Schizonycha scabiosa

Scientific classification
- Kingdom: Animalia
- Phylum: Arthropoda
- Clade: Pancrustacea
- Class: Insecta
- Order: Coleoptera
- Suborder: Polyphaga
- Infraorder: Scarabaeiformia
- Family: Scarabaeidae
- Genus: Schizonycha
- Species: S. scabiosa
- Binomial name: Schizonycha scabiosa Péringuey, 1904

= Schizonycha scabiosa =

- Genus: Schizonycha
- Species: scabiosa
- Authority: Péringuey, 1904

Species of beetle

Schizonycha scabiosa is a species of beetle of the family Scarabaeidae.

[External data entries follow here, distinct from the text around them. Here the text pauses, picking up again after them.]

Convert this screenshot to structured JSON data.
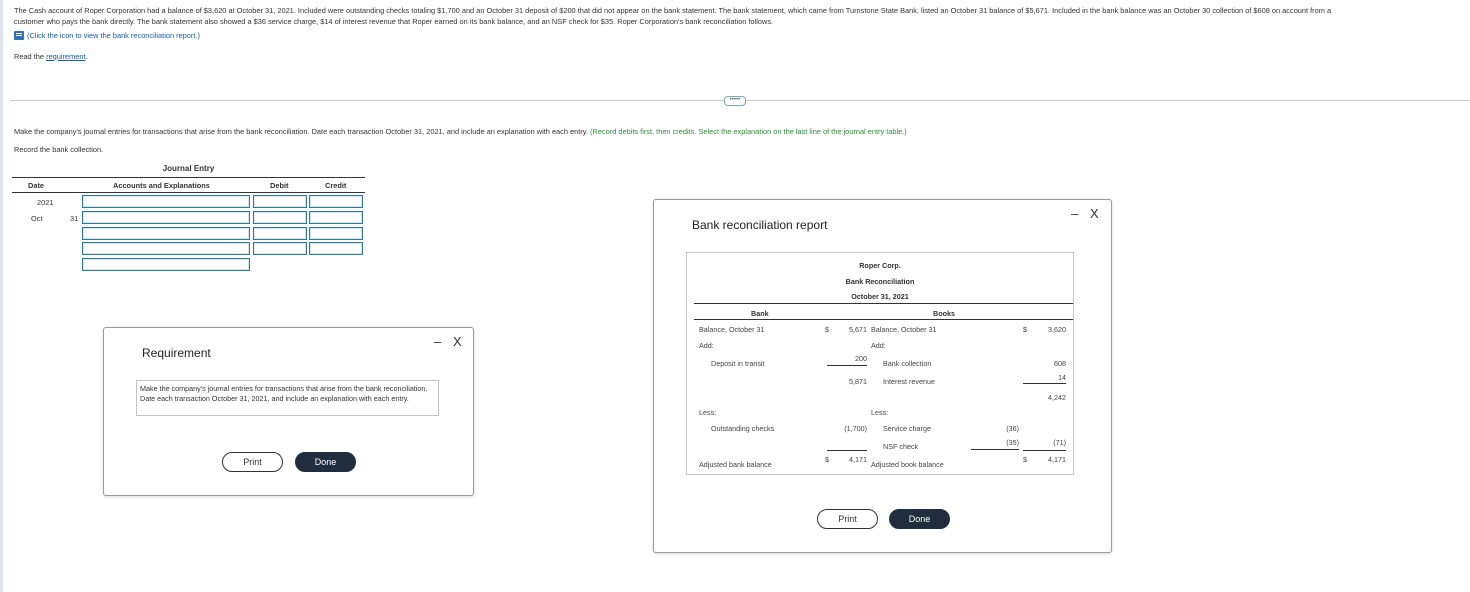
{
  "problem": {
    "intro_line1": "The Cash account of Roper Corporation had a balance of $3,620 at October 31, 2021. Included were outstanding checks totaling $1,700 and an October 31 deposit of $200 that did not appear on the bank statement. The bank statement, which came from Turnstone State Bank, listed an October 31 balance of $5,671. Included in the bank balance was an October 30 collection of $608 on account from a",
    "intro_line2": "customer who pays the bank directly. The bank statement also showed a $36 service charge, $14 of interest revenue that Roper earned on its bank balance, and an NSF check for $35. Roper Corporation's bank reconciliation follows.",
    "icon_link": "(Click the icon to view the bank reconciliation report.)",
    "read_prefix": "Read the ",
    "read_link": "requirement",
    "read_suffix": ".",
    "instruction": "Make the company's journal entries for transactions that arise from the bank reconciliation. Date each transaction October 31, 2021, and include an explanation with each entry.",
    "instruction_hint": "(Record debits first, then credits. Select the explanation on the last line of the journal entry table.)",
    "record_label": "Record the bank collection."
  },
  "journal": {
    "title": "Journal Entry",
    "col_date": "Date",
    "col_accounts": "Accounts and Explanations",
    "col_debit": "Debit",
    "col_credit": "Credit",
    "year": "2021",
    "month": "Oct",
    "day": "31"
  },
  "requirement_modal": {
    "title": "Requirement",
    "text": "Make the company's journal entries for transactions that arise from the bank reconciliation. Date each transaction October 31, 2021, and include an explanation with each entry.",
    "print": "Print",
    "done": "Done",
    "minimize": "–",
    "close": "X"
  },
  "report_modal": {
    "title": "Bank reconciliation report",
    "company": "Roper Corp.",
    "report_name": "Bank Reconciliation",
    "date": "October 31, 2021",
    "bank_header": "Bank",
    "books_header": "Books",
    "bank": {
      "balance_label": "Balance, October 31",
      "balance_dollar": "$",
      "balance_value": "5,671",
      "add_label": "Add:",
      "deposit_label": "Deposit in transit",
      "deposit_value": "200",
      "subtotal": "5,871",
      "less_label": "Less:",
      "outstanding_label": "Outstanding checks",
      "outstanding_value": "(1,700)",
      "adjusted_label": "Adjusted bank balance",
      "adjusted_dollar": "$",
      "adjusted_value": "4,171"
    },
    "books": {
      "balance_label": "Balance, October 31",
      "balance_dollar": "$",
      "balance_value": "3,620",
      "add_label": "Add:",
      "collection_label": "Bank collection",
      "collection_value": "608",
      "interest_label": "Interest revenue",
      "interest_value": "14",
      "subtotal": "4,242",
      "less_label": "Less:",
      "service_label": "Service charge",
      "service_value": "(36)",
      "nsf_label": "NSF check",
      "nsf_value": "(35)",
      "nsf_total": "(71)",
      "adjusted_label": "Adjusted book balance",
      "adjusted_dollar": "$",
      "adjusted_value": "4,171"
    },
    "print": "Print",
    "done": "Done",
    "minimize": "–",
    "close": "X"
  },
  "colors": {
    "link": "#1a5aa6",
    "hint_green": "#2f8a3a",
    "input_border": "#2c7c8e",
    "done_button": "#1f2d3d"
  }
}
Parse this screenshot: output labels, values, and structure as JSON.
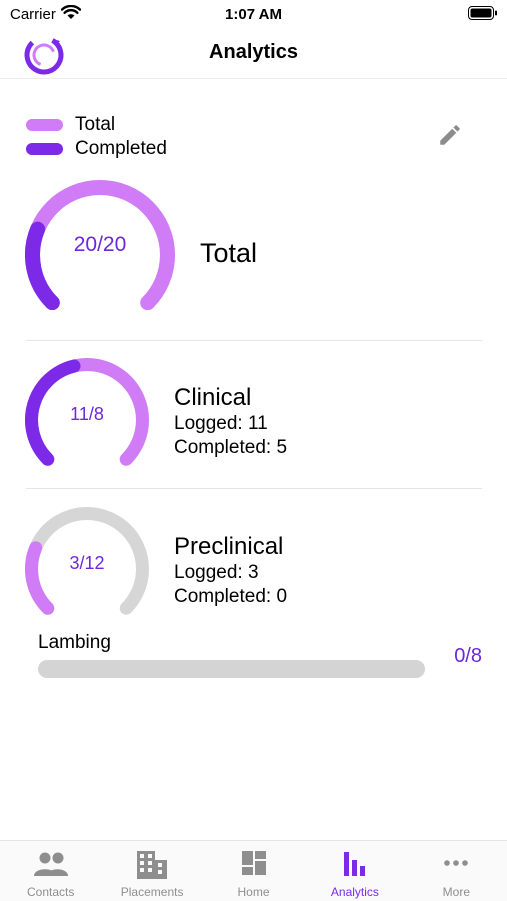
{
  "status": {
    "carrier": "Carrier",
    "time": "1:07 AM"
  },
  "nav": {
    "title": "Analytics",
    "logo_icon": "refresh-ring-logo"
  },
  "colors": {
    "total": "#d17cf7",
    "completed": "#7c2ae8",
    "empty": "#d6d6d6",
    "accent_text": "#6d28d9"
  },
  "legend": [
    {
      "label": "Total",
      "color": "#d17cf7"
    },
    {
      "label": "Completed",
      "color": "#7c2ae8"
    }
  ],
  "edit_icon": "pencil-icon",
  "total": {
    "gauge_label": "20/20",
    "title": "Total",
    "completed_fraction": 0.25,
    "total_fraction": 1.0
  },
  "categories": [
    {
      "title": "Clinical",
      "gauge_label": "11/8",
      "logged_text": "Logged: 11",
      "completed_text": "Completed: 5",
      "completed_fraction": 0.45,
      "total_fraction": 1.0
    },
    {
      "title": "Preclinical",
      "gauge_label": "3/12",
      "logged_text": "Logged: 3",
      "completed_text": "Completed: 0",
      "completed_fraction": 0.0,
      "total_fraction": 0.25
    }
  ],
  "lambing": {
    "label": "Lambing",
    "value": "0/8",
    "progress": 0.0
  },
  "tabs": [
    {
      "label": "Contacts",
      "icon": "people-icon",
      "active": false
    },
    {
      "label": "Placements",
      "icon": "building-icon",
      "active": false
    },
    {
      "label": "Home",
      "icon": "dashboard-icon",
      "active": false
    },
    {
      "label": "Analytics",
      "icon": "bar-chart-icon",
      "active": true
    },
    {
      "label": "More",
      "icon": "more-dots-icon",
      "active": false
    }
  ]
}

It is found in South Africa (Eastern Cape).

== Description ==
Adults reach a length of about 14-14.5 mm. They are chestnut-brown, each puncture bearing a minute whitish hair. The club of the antennae is flavescent and the head and clypeus are closely scabroso-punctate. The pronotum has strongly serrate margins in the anterior part, and the surface is covered with cicatricose punctures asperous in the anterior part, larger and smoother in the posterior, where they are divided by narrow, smooth, irregular walls, and in the posterior part of the disk there is a smooth, median longitudinal band. The scutellum has a duplicate lateral row of punctures and the elytra are deeply punctate. The pygidium has deep, somewhat closely set foveolate punctures.